A quarter of those managed to buy the drugs, most likely cannabis, from a drug dealer but many were able to access them at school.

In 2016 research by UKAT (UK's Addiction Treatment Services) found that councils in England slashed budgets for drug and alcohol treatment and prevention by 15% - that amounted to over £100 million less a year on services.

The founder of UKAT, Eytan Alexander, said: "The fall-out from the NHS figures - by way of potential child drug addicts - hasn't completely started to unfold.

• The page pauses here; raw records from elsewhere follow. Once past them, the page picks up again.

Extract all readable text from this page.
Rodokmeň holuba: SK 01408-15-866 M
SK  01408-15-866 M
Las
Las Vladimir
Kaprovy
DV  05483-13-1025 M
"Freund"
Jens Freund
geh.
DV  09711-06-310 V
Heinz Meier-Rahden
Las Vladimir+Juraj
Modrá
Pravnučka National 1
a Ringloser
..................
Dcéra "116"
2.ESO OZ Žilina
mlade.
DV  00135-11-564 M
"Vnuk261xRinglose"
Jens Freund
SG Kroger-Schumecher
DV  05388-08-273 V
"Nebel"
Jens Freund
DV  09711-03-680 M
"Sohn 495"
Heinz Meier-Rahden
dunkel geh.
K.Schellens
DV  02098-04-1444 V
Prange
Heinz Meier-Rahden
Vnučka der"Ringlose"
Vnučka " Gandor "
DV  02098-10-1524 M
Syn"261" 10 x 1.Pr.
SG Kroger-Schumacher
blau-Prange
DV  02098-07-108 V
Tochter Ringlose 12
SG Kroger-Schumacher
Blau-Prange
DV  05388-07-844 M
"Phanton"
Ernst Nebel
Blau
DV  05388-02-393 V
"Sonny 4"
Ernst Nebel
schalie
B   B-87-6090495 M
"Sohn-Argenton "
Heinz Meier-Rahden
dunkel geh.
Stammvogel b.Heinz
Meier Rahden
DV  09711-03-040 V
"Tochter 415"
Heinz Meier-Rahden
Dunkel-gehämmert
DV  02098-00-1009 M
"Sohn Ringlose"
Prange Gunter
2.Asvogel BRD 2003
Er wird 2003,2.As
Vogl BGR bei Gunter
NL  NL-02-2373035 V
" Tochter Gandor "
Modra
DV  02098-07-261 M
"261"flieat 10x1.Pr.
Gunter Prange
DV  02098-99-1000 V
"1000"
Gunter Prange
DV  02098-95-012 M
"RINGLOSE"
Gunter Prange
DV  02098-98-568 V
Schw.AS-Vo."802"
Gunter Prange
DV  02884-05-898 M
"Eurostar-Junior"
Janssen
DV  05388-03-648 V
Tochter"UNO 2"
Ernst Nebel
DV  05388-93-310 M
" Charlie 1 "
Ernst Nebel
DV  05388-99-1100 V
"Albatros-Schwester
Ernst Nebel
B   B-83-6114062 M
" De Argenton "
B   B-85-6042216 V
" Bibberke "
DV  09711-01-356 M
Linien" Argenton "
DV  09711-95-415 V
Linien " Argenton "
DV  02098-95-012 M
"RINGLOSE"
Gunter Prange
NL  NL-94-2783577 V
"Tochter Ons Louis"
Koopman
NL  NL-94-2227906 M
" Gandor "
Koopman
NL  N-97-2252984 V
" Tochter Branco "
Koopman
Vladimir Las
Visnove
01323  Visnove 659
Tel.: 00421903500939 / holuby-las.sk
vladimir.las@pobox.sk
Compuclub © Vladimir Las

"We believe that social media is being exploited by drug dealers as an 'acceptable' outlet for obtaining drugs, and because access to drugs is far easier, this will ultimately lead to a rise in experimental use, which will later on down the link lead to addiction."

The charity Transform believes the figures show the government's drug strategy has failed and wants to see it pushing for more control of the market.

In a statement, the charity said: "Far from protecting children, it is endangering them.

"We need to take drug supply out of the hands of organised criminals and get the trade legally controlled and regulated by doctors, pharmacists and licensed retailers.

"Countries across the world - including Uruguay, the US, and Canada are taking control of the cannabis market by legalising and regulating it - we need to learn the lessons from these successes and move away from our failed drug war."

In a response to the NHS Digital figures, Public Health England said:"It’s concerning to see a rise in young people’s use of drugs. The evidence tells us that scare tactics don’t work.

"What does work is building resilience among young people, giving them the skills and confidence to not take risks and recover from any setbacks."